Procedures/Guidelines
- Access Requests: All access requests must be formally documented and approved through the designated ticketing system.
- User Account Management:
- User accounts must be created based on formal requests and approved by relevant authorities.
- Accounts must be disabled or removed promptly when users leave the University or no longer require access.
- Accounts inactive for three months will be disabled, with the exception of student and faculty accounts.
- Temporary access must be terminated immediately after the task is completed.
- Administrator and Shared Accounts:
- Requests for administrator accounts must be made by managers or supervisors and must be approved based on job requirements.
- Shared accounts should be used only when necessary, with proper documentation and monitoring.
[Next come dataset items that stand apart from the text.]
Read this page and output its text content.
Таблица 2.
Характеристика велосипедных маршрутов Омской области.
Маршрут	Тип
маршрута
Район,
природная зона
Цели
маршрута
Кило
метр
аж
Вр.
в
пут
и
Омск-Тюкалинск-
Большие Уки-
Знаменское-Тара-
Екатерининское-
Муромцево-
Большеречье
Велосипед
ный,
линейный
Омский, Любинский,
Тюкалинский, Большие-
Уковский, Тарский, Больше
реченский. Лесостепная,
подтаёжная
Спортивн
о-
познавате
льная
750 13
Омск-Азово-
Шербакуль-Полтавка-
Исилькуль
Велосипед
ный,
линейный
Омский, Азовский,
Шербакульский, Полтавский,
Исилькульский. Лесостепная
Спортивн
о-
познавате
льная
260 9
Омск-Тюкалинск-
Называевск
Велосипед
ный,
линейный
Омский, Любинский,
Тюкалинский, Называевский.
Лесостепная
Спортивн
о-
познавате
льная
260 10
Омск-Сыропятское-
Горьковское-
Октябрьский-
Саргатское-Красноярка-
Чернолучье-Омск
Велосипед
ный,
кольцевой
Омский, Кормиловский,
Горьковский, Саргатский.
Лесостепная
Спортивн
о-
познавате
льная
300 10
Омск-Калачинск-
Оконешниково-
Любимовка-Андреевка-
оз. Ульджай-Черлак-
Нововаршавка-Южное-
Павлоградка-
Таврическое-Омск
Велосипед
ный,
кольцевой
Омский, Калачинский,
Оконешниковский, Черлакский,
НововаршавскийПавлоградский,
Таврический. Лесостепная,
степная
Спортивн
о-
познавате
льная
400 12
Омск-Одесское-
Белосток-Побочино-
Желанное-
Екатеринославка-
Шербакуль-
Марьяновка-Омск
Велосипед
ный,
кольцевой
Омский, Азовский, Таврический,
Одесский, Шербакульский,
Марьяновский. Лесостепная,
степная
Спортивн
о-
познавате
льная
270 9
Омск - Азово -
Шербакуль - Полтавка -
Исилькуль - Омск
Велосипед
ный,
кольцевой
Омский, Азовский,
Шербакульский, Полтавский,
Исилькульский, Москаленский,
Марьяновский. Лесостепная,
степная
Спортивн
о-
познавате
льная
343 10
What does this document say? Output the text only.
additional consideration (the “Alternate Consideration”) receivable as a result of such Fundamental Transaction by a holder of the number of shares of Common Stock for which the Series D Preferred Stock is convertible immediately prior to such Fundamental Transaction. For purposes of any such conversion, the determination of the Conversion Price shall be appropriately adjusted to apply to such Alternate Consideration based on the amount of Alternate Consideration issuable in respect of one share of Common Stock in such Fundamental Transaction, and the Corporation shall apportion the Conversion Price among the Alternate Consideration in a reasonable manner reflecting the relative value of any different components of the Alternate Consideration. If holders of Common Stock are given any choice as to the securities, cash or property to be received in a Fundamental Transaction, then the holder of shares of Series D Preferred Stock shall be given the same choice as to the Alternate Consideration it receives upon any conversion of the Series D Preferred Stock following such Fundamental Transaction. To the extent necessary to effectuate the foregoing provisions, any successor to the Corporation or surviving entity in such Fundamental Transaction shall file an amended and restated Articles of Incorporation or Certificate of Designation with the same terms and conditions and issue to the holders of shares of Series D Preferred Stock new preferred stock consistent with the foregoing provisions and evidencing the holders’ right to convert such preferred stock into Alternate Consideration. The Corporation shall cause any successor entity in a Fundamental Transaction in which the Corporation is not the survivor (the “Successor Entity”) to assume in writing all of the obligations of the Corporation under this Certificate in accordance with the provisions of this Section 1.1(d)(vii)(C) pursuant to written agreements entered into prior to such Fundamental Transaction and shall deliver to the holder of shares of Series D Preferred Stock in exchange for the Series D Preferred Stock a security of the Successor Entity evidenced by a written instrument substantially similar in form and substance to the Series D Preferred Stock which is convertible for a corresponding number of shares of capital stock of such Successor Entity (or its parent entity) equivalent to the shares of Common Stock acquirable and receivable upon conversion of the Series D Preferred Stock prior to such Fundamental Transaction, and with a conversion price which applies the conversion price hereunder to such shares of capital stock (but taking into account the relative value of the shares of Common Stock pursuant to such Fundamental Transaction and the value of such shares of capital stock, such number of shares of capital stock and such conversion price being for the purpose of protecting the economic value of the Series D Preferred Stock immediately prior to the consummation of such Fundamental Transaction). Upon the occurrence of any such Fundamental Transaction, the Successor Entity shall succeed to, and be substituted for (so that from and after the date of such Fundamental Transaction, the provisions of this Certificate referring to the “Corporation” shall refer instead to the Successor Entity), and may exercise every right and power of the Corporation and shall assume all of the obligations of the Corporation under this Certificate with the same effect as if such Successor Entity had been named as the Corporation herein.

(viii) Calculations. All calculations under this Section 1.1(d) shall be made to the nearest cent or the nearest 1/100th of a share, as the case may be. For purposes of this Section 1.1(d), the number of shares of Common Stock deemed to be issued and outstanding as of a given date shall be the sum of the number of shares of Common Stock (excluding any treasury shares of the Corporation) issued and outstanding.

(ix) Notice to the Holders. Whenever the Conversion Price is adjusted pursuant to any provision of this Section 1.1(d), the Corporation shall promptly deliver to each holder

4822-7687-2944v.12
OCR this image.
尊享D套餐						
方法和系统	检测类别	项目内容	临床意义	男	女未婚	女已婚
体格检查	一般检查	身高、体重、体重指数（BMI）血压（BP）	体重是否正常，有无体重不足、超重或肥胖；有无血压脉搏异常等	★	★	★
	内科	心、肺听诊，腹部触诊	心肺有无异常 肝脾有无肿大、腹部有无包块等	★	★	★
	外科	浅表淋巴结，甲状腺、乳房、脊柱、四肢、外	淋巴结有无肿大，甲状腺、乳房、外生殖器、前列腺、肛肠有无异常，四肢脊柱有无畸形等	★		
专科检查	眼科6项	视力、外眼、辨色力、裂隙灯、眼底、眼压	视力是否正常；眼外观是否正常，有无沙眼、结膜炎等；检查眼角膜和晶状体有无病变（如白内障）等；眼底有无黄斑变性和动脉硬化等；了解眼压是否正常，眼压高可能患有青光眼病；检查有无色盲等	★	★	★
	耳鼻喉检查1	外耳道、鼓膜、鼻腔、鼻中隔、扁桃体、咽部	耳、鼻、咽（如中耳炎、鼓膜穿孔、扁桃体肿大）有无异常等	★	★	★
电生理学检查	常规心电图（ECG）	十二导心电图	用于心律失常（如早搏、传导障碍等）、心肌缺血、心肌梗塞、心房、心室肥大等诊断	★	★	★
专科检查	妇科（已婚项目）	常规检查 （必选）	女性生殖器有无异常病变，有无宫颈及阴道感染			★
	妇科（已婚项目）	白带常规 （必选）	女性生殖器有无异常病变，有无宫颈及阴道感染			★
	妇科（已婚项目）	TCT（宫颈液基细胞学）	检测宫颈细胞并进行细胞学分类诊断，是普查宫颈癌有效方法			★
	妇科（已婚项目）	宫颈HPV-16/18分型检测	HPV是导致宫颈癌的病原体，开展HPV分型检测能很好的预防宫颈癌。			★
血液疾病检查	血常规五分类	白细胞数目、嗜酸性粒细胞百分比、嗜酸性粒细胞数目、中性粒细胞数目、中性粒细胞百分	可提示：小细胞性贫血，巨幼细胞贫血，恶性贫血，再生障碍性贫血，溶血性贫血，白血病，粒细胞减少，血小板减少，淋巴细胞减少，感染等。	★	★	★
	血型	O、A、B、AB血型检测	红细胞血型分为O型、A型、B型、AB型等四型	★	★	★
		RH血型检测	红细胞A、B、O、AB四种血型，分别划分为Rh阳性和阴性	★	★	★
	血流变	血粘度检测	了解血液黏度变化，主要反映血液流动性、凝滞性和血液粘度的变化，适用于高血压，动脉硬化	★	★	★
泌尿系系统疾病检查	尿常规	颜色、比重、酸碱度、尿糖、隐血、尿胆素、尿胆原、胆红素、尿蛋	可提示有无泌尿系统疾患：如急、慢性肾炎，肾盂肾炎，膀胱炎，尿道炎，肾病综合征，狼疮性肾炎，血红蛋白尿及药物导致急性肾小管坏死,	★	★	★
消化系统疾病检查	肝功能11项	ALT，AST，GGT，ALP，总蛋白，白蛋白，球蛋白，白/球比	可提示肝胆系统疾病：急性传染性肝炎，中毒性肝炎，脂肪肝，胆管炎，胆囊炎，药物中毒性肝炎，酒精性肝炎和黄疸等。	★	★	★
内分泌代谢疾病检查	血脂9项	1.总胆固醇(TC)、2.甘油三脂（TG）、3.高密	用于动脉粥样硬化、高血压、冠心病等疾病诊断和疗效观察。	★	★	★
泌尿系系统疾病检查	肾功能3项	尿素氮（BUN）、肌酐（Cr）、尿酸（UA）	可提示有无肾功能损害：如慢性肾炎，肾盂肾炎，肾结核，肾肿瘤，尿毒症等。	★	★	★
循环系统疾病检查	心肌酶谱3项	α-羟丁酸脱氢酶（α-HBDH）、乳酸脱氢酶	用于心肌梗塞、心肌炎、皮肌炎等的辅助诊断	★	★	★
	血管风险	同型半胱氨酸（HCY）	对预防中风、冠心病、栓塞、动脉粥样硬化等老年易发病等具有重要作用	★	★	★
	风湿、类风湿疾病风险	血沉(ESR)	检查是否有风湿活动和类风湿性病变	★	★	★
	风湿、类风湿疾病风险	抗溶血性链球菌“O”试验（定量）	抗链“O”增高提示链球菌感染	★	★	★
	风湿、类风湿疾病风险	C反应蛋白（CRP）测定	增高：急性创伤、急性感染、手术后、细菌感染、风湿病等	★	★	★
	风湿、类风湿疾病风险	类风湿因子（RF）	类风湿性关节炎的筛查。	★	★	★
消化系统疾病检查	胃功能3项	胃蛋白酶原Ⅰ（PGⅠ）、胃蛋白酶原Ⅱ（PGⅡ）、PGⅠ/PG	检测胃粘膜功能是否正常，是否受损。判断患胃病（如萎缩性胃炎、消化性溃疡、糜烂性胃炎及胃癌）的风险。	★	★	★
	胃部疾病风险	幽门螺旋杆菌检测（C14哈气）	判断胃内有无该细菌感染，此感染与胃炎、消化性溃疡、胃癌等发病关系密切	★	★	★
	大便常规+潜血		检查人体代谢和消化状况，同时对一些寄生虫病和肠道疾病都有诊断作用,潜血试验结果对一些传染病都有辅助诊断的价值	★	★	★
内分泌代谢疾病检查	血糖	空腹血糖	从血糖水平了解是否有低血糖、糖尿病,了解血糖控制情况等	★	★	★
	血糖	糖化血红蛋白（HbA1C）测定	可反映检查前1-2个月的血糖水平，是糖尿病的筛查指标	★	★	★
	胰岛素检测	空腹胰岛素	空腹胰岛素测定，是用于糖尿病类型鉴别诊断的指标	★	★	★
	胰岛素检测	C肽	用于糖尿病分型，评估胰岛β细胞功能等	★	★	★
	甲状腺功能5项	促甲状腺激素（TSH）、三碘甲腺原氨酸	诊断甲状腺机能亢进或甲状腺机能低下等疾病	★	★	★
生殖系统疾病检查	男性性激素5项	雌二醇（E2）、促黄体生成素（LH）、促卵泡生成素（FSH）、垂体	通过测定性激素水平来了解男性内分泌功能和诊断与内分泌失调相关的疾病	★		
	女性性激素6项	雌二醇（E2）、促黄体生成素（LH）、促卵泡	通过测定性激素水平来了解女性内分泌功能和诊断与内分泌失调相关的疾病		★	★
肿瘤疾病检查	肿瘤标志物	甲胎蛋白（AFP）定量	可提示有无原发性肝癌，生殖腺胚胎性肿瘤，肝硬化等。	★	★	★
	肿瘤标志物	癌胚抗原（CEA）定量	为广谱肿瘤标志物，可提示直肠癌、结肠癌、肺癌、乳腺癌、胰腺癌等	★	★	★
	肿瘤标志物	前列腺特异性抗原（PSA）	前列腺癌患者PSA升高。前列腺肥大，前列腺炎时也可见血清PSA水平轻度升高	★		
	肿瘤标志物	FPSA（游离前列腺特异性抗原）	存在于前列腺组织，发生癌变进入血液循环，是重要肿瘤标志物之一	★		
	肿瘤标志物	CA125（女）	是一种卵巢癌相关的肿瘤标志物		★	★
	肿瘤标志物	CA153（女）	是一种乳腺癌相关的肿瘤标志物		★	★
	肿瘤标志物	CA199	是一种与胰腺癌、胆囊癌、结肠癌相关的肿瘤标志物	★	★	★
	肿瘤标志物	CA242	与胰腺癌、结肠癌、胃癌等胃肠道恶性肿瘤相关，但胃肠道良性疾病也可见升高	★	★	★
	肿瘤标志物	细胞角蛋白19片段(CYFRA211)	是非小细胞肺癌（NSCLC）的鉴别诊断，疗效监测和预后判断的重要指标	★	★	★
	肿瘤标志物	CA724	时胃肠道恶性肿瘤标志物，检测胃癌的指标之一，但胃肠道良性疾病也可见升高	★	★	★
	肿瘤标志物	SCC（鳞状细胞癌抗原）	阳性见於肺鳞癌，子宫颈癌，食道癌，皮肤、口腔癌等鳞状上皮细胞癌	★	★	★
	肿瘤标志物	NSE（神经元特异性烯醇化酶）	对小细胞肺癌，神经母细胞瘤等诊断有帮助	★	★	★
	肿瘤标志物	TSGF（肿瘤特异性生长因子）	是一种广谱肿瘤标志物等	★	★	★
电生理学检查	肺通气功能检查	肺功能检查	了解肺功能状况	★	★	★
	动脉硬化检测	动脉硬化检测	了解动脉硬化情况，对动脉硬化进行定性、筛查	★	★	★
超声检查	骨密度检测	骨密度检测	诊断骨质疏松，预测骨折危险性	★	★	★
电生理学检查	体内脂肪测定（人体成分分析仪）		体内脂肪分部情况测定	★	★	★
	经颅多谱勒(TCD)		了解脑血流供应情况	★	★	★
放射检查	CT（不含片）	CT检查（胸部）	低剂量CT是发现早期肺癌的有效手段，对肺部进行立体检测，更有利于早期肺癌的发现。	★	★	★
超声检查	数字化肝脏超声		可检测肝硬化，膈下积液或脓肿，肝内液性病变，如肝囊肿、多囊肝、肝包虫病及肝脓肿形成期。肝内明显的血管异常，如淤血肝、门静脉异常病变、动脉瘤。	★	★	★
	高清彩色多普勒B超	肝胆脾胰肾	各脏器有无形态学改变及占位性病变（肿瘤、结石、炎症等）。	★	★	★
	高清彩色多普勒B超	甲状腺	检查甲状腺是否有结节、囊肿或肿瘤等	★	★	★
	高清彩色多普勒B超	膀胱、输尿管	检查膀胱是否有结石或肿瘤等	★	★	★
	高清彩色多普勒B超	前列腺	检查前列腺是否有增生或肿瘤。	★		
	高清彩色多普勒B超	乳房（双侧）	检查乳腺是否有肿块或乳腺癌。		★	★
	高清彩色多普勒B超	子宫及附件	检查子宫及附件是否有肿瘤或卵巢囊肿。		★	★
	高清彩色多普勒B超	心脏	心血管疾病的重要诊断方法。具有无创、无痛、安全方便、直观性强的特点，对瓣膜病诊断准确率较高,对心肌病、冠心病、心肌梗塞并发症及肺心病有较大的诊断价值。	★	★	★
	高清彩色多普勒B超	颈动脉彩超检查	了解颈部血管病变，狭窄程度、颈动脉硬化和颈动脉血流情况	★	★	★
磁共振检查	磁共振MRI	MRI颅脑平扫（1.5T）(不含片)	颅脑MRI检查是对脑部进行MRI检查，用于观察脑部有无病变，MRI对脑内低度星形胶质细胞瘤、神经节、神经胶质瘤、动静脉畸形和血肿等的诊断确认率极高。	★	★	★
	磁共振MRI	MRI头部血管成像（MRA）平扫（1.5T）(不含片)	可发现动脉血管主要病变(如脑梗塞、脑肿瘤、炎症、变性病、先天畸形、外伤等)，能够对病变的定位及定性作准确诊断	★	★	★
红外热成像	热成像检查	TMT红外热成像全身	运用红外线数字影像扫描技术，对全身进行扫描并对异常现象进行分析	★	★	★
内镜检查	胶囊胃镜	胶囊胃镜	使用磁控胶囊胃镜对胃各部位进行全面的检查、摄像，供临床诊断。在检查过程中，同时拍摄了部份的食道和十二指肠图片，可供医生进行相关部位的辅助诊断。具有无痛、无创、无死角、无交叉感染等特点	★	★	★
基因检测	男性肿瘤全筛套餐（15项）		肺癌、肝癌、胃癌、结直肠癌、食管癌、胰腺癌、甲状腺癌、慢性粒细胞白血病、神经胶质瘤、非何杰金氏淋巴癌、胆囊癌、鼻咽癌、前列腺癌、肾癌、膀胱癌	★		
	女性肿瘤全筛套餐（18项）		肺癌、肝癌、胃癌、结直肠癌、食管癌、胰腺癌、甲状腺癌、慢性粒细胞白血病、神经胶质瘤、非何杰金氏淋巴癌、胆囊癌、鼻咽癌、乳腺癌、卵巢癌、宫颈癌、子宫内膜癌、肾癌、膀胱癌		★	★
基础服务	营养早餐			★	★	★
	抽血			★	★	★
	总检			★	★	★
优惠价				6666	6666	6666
Documentation should include the account's purpose, access details, and responsible personnel, with regular audits and real-time monitoring to detect unauthorized use. Access logs should be maintained, and accounts should be periodically reviewed and re-authorized, particularly after organizational changes. Additionally, an incident response protocol should be in place to address any security issues related to shared accounts.
- Vendor/Contractor Access:
- Contracts with vendors/contractors should address data protection requirements.
- Access for contractors/vendors must be pre-approved and managed according to the contract terms.
Definitions
- Access Control: Process that limits and controls access to resources of a computer system.
- Users: Individuals authorized to access Florida Tech’s IT systems.
- System/Application Accounts: User IDs with specific access privileges.
- Administrator Account: Accounts with advanced permissions for system administration.
- Shared User Accounts: Accounts used by multiple users under controlled conditions.
Compliance Reference
This policy ensures compliance with NIST SP 800-53 standards, including but not limited to AC-2 (Account Management), AC-3 (Access Enforcement), and AC-6 (Least Privilege).
Responsibilities
- IT Department: Oversees the implementation and compliance with the policy.
- Supervisors/Managers: Ensure access requests are appropriate and approved.
- Users: Must comply with access control requirements and report any security issues.
Enforcement
Violations of this policy may result in disciplinary action, including termination of access privileges. Non-compliance may also lead to legal or regulatory penalties.